Iran will be biggest country to rejoin global economy since eastern Europe

RASHMEE ROSHAN LALL April 5, 2015

iran deal apr2,2014On his return to Tehran from Lausanne, Iran’s foreign minister Javad Zarif was hailed as a conquering hero. No surprises there. Most Iranians want another revolution – an economic one – 36 years after the Ayatollah Khomeini’s Islamic one.

They want to be enfolded into the world economic community; the young want opportunity and crucially, jobs; everyone wants the things you can’t get in sanction-suppressed Iran; foreign investment is badly needed.

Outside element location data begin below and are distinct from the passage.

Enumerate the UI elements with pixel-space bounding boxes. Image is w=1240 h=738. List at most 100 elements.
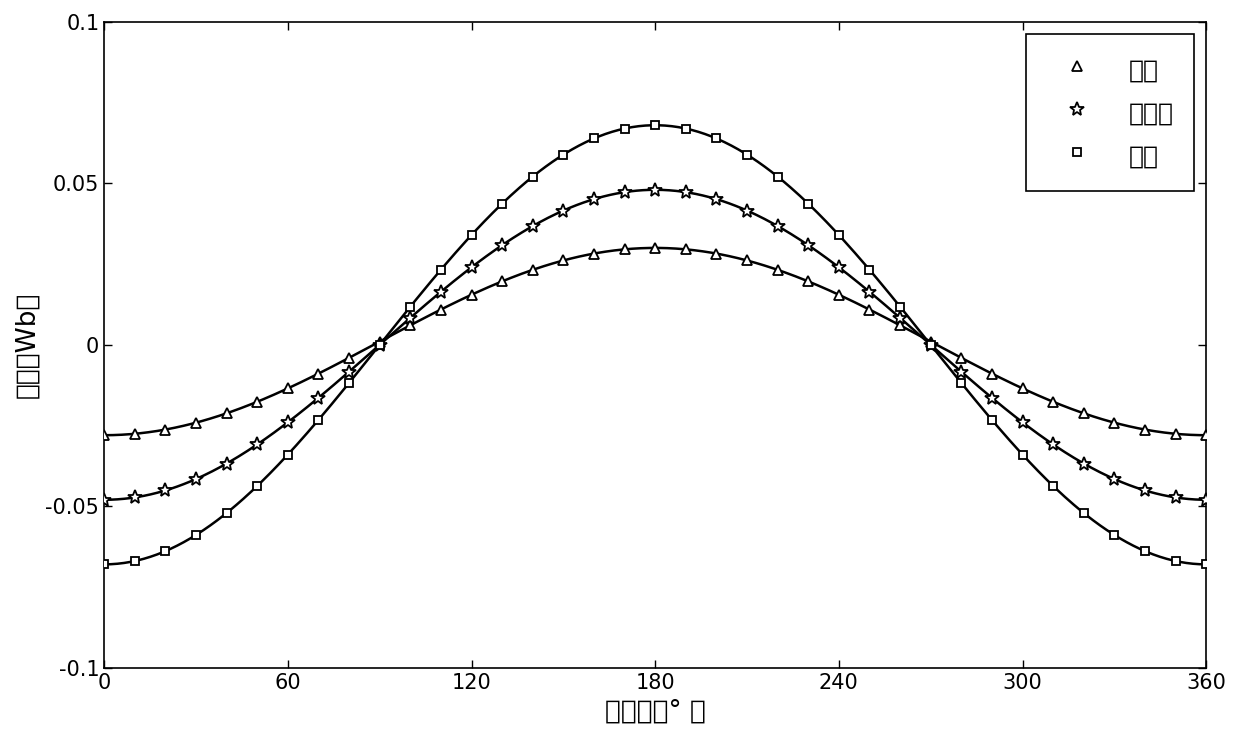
增磁 — [647, 121, 662, 130]
增磁 — [587, 134, 601, 143]
纯永磁 — [157, 486, 172, 495]
增磁 — [372, 340, 387, 349]
增磁 — [801, 199, 816, 208]
增磁 — [985, 415, 999, 424]
纯永磁 — [893, 314, 908, 323]
增磁 — [862, 265, 877, 274]
纯永磁 — [618, 187, 632, 196]
纯永磁 — [1076, 459, 1091, 468]
增磁 — [924, 340, 939, 349]
去磁 — [219, 409, 234, 418]
增磁 — [1016, 450, 1030, 459]
纯永磁 — [1107, 475, 1122, 483]
纯永磁 — [128, 493, 143, 502]
增磁 — [128, 556, 143, 565]
去磁 — [1137, 425, 1152, 434]
纯永磁 — [862, 287, 877, 296]
纯永磁 — [1045, 440, 1060, 449]
Line: 去磁: 去磁 — [99, 243, 1211, 440]
增磁 — [188, 531, 203, 539]
去磁 — [249, 397, 264, 406]
去磁 — [647, 244, 662, 252]
去磁 — [128, 430, 143, 438]
纯永磁 — [526, 221, 541, 230]
Line: 增磁: 增磁 — [100, 121, 1210, 568]
去磁 — [1107, 418, 1122, 427]
增磁 — [954, 379, 968, 387]
纯永磁 — [647, 185, 662, 194]
增磁 — [1168, 556, 1183, 565]
增磁 — [464, 230, 479, 239]
去磁 — [924, 337, 939, 346]
Y-axis label: 磁链（Wb）: 磁链（Wb） — [14, 292, 40, 398]
去磁 — [1199, 431, 1214, 440]
增磁 — [1199, 560, 1214, 569]
去磁 — [464, 290, 479, 299]
去磁 — [403, 321, 418, 330]
增磁 — [495, 199, 510, 208]
纯永磁 — [678, 187, 693, 196]
去磁 — [157, 425, 172, 434]
X-axis label: 电角度（° ）: 电角度（° ） — [605, 698, 706, 724]
去磁 — [311, 369, 326, 378]
去磁 — [556, 256, 570, 265]
增磁 — [1045, 481, 1060, 490]
增磁 — [157, 547, 172, 556]
纯永磁 — [249, 440, 264, 449]
增磁 — [280, 450, 295, 459]
增磁 — [342, 379, 357, 387]
Line: 纯永磁: 纯永磁 — [97, 183, 1213, 507]
增磁 — [709, 134, 724, 143]
去磁 — [495, 277, 510, 286]
纯永磁 — [188, 475, 203, 483]
去磁 — [587, 249, 601, 258]
去磁 — [280, 384, 295, 393]
去磁 — [1076, 409, 1091, 418]
去磁 — [526, 266, 541, 275]
增磁 — [311, 415, 326, 424]
增磁 — [893, 303, 908, 311]
纯永磁 — [801, 241, 816, 249]
增磁 — [1107, 531, 1122, 539]
去磁 — [985, 369, 999, 378]
去磁 — [1016, 384, 1030, 393]
纯永磁 — [954, 368, 968, 376]
去磁 — [893, 321, 908, 330]
增磁 — [770, 172, 785, 181]
增磁 — [526, 172, 541, 181]
增磁 — [1137, 547, 1152, 556]
纯永磁 — [464, 263, 479, 272]
纯永磁 — [587, 195, 601, 204]
去磁 — [831, 290, 846, 299]
增磁 — [831, 230, 846, 239]
去磁 — [739, 256, 754, 265]
去磁 — [801, 277, 816, 286]
纯永磁 — [403, 314, 418, 323]
去磁 — [678, 245, 693, 254]
Legend: 去磁, 纯永磁, 增磁: 去磁, 纯永磁, 增磁 — [1027, 35, 1194, 191]
纯永磁 — [924, 340, 939, 349]
纯永磁 — [985, 393, 999, 402]
纯永磁 — [831, 263, 846, 272]
去磁 — [862, 305, 877, 314]
去磁 — [1168, 430, 1183, 438]
纯永磁 — [372, 340, 387, 349]
去磁 — [618, 245, 632, 254]
去磁 — [372, 337, 387, 346]
纯永磁 — [1168, 493, 1183, 502]
纯永磁 — [1137, 486, 1152, 495]
增磁 — [434, 265, 449, 274]
纯永磁 — [709, 195, 724, 204]
纯永磁 — [280, 418, 295, 427]
纯永磁 — [770, 221, 785, 230]
去磁 — [97, 431, 112, 440]
增磁 — [556, 151, 570, 159]
纯永磁 — [342, 368, 357, 376]
纯永磁 — [1016, 418, 1030, 427]
增磁 — [403, 303, 418, 311]
纯永磁 — [97, 495, 112, 504]
去磁 — [342, 354, 357, 362]
去磁 — [434, 305, 449, 314]
纯永磁 — [311, 393, 326, 402]
去磁 — [1045, 397, 1060, 406]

That’s despite a basic truth. There’s been much good news for Iran’s economy lately – and that’s nothing to do with the West. In the first 11 months of the Iranian fiscal year, car production climbed 58 per cent and pistachio exports shot up 71 percent. Inflation is easing and the economy is growing again.

But Iran’s economy can hardly be described as “healthy” Virginia Tech economics professor Djavad Salehi-Isfahani told The Washington Post recently. “It is a bit like a sick man whose leg breaks and then the leg is repaired, but the other stuff is still there.”

There’s a good chance some of that “other stuff” will start to dissipate if Thursday’s agreement on curbing Iran’s nuclear program, is confirmed in a final deal by June 30.

Iran has been frozen out of the international banking system and foreign trade has been slashed by the sanctions but if all goes well, it will become the biggest country to rejoin the global economy since post-Communist eastern Europe in the early 1990s.